Most pleasant surprise: The fact that Star Trek hasn't left yet? Not a lot of candidates here.
Biggest disappointment: The lack of any effort to tie in with properties it has. He-Man used to be on Netflix, but it doesn't look like it will be back even with TWO new shows reportedly in the works for the service.

UPDATE 1/7/21: When making this post, I forgot about the late-2020 acquisition of a handful of popular "urban" sitcoms from the late 1990s/early 2000s, like Sister, Sister. I am not interested in them, but I give Netflix credit for making a move to bolster its content, no matter what the motivation was. So I am raising the letter grade from an F to...

Grade: F+

Prime Video: This service should be a runaway A+ with all the content it has, both well known (hey, He-Man is actually on here!) and obscure. It offers surprises all the time. The problem is it is still difficult to find or keep track of it. Worse is the service's aggravating habit of moving series from its paid commercial-free service to its IMDB.com. On Roku, you have to access the latter through Prime, which means you have the insult of having to wade through all the stuff you DO get for your paid subscription to find stuff that has been moved over to its ad-supported free site (See The Naked City, The Dukes of Hazzard, etc.).  Prime doesn't bother promoting any of this, either, and you really have to be sharp to know it's there. It recently dropped several of the old NBC Mystery Movie series, including Banacek, on IMDB.TV, and you'd think it would tell someone who watched Columbo they were available, but, no.

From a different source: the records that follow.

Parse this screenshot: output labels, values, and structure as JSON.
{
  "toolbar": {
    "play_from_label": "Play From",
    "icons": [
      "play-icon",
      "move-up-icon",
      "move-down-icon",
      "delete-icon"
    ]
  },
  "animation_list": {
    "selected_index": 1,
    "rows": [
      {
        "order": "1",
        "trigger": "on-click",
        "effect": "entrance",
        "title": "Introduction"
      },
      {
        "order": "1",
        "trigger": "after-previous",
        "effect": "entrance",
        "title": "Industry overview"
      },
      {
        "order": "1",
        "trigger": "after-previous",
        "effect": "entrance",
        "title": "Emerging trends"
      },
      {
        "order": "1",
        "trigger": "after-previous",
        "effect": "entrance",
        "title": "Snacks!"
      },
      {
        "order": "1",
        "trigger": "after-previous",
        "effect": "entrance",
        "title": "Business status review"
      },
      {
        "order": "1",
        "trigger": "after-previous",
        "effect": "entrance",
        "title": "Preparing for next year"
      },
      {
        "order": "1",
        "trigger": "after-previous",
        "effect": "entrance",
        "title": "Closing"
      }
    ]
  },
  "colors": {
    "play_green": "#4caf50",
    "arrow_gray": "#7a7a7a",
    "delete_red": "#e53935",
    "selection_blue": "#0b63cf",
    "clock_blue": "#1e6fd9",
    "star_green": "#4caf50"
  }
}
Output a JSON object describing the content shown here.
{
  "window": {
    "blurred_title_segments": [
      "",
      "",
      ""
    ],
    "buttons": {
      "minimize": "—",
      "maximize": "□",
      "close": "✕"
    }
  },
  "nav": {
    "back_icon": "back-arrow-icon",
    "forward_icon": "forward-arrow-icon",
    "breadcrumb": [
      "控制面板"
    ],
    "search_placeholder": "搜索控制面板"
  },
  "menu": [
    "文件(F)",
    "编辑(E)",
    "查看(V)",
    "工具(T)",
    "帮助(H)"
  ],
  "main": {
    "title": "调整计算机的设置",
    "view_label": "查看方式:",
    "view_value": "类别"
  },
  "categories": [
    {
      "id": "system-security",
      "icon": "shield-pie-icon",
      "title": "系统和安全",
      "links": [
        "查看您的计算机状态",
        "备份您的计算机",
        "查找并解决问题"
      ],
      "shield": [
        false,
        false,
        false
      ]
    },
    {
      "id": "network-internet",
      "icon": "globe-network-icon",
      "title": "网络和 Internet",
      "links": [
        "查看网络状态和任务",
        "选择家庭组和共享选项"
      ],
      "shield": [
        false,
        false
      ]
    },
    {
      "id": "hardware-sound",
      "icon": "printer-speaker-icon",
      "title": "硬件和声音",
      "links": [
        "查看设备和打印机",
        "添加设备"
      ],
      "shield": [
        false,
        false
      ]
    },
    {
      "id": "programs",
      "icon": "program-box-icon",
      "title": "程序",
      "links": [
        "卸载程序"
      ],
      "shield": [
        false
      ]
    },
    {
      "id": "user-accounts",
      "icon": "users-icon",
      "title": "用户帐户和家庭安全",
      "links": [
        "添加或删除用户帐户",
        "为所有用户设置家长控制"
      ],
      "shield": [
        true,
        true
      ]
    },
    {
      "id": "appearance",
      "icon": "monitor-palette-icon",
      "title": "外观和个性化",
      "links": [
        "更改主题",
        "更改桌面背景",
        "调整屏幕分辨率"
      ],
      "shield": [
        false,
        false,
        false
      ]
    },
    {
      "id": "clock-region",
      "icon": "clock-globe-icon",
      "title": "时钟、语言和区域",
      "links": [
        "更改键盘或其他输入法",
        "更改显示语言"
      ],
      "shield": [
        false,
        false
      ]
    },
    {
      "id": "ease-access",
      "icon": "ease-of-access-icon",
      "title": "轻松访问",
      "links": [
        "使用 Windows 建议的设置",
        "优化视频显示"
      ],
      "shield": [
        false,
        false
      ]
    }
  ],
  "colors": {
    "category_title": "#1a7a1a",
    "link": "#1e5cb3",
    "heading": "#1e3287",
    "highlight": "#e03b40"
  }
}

Most pleasant surprise: The rare CBS sitcom On Our Own (1977) landed here at the request of...well, no one, but I watched it and enjoyed it!
Biggest disappointment: The movement of Murder, She Wrote to IMDB.TV--just one of the many examples of this. Why not keep it commercial-free for paid Prime subscribers?

Grade: B+

Disney Plus: I tried to be optimistic about this one, but it was quickly apparent that Disney had little interest in uploading vintage material aside from what it provided at launch. So you get the classic Disney movies (but not all), a token assortment of Mickey Mouse Club episodes, and way less content than it has in that fabled Disney Vault. 

Is it working at getting things HD ready? Maybe that's the reason.  It did fix The Simpsons months after a botched rollout, and the arrival of Dinosaurs doesn't excite me but at least shows that it's still working on some archival content.

Most pleasant surprise: The 1977 special The Mouseketeers at Walt Disney World is a real treat--a vintage hour of network fluff complete with original commercials. Its appearance was a great surprise, and the show provided some of the best entertainment on the service in 2020.  So of course Disney does nothing or very little to promote it.
Biggest disappointment: I didn't really expect D+ to add The Star Wars Holiday Special in a restored version, so let's go with the continued inexplicable absence of Marvel cartoons like the 1982 The Incredible Hulk, which was chopped up for Disney XD's Marvel Mash-Ups years ago but is still MIA.

Grade: D...just D. Solid D. As cute as it would be to bump it up to the D+, this seems to be moving away from archival content, and right before a price increase, too.